L’Agenzia risponde all’istanza di una azienda di abbigliamento intenta ad aprire un punto vendita virtuale

Chi effettua la vendita online di beni da consegnare tramite spedizioniere non ha l’obbligo di certificazione fiscale, ma deve comunque registrare i corrispettivi ricevuti. In caso di restituzione della merce comprata in rete, la procedura seguita deve garantire la tracciabilità dell’operazione: è necessario, cioè, poter individuare gli elementi che collegano il bene reso all’acquisto effettuato.


Lo chiarisce l’Agenzia delle entrate nella risoluzione 274/E, rispondendo all’istanza di una azienda di abbigliamento intenta ad aprire un punto vendita virtuale.


Affinché l’amministrazione finanziaria, in fase di controllo, possa ricostruire la vicenda della singola operazione economica, il venditore online deve conservare documentazione da cui risultino:



  • le generalità dell’acquirente

  • il prezzo rimborsato

  • il codice dell’articolo acquistato e quello reso


L’operazione di vendita si configura come commercio elettronico indiretto in quanto la transazione commerciale avviene in via telematica, ma il bene viene consegnato materialmente al domicilio indicato dal cliente, con le modalità tradizionali, cioè tramite vettore o spedizioniere.

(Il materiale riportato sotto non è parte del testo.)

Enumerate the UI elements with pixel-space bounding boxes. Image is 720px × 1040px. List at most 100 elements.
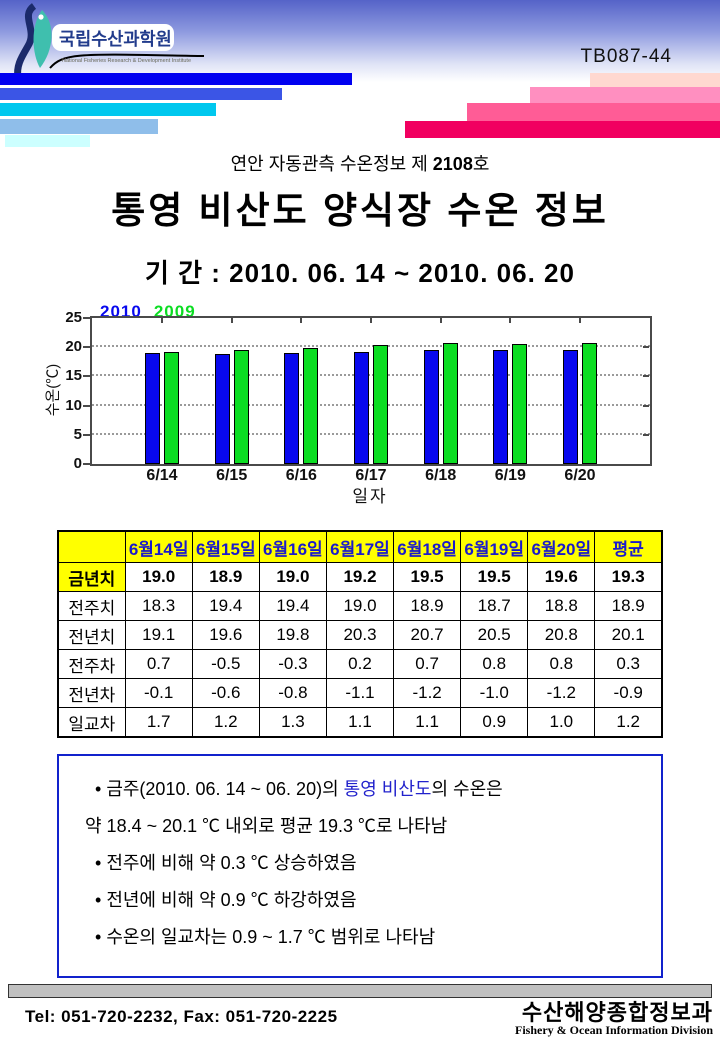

Ai fini del pagamento dell’Iva, i titolari dei negozi virtuali sono assimilatati ai venditori per corrispondenza: non sono soggetti all’obbligo di emettere fattura ( a meno che questa non sia richiesta dal cliente al momento dell’operazione), né all’obbligo di certificazione tramite scontrino o ricevuta fiscale.


I corrispettivi delle vendite, comunque, devono essere obbligatoriamente annotati nel registro (come previsto dal D.P.R. n.633/72).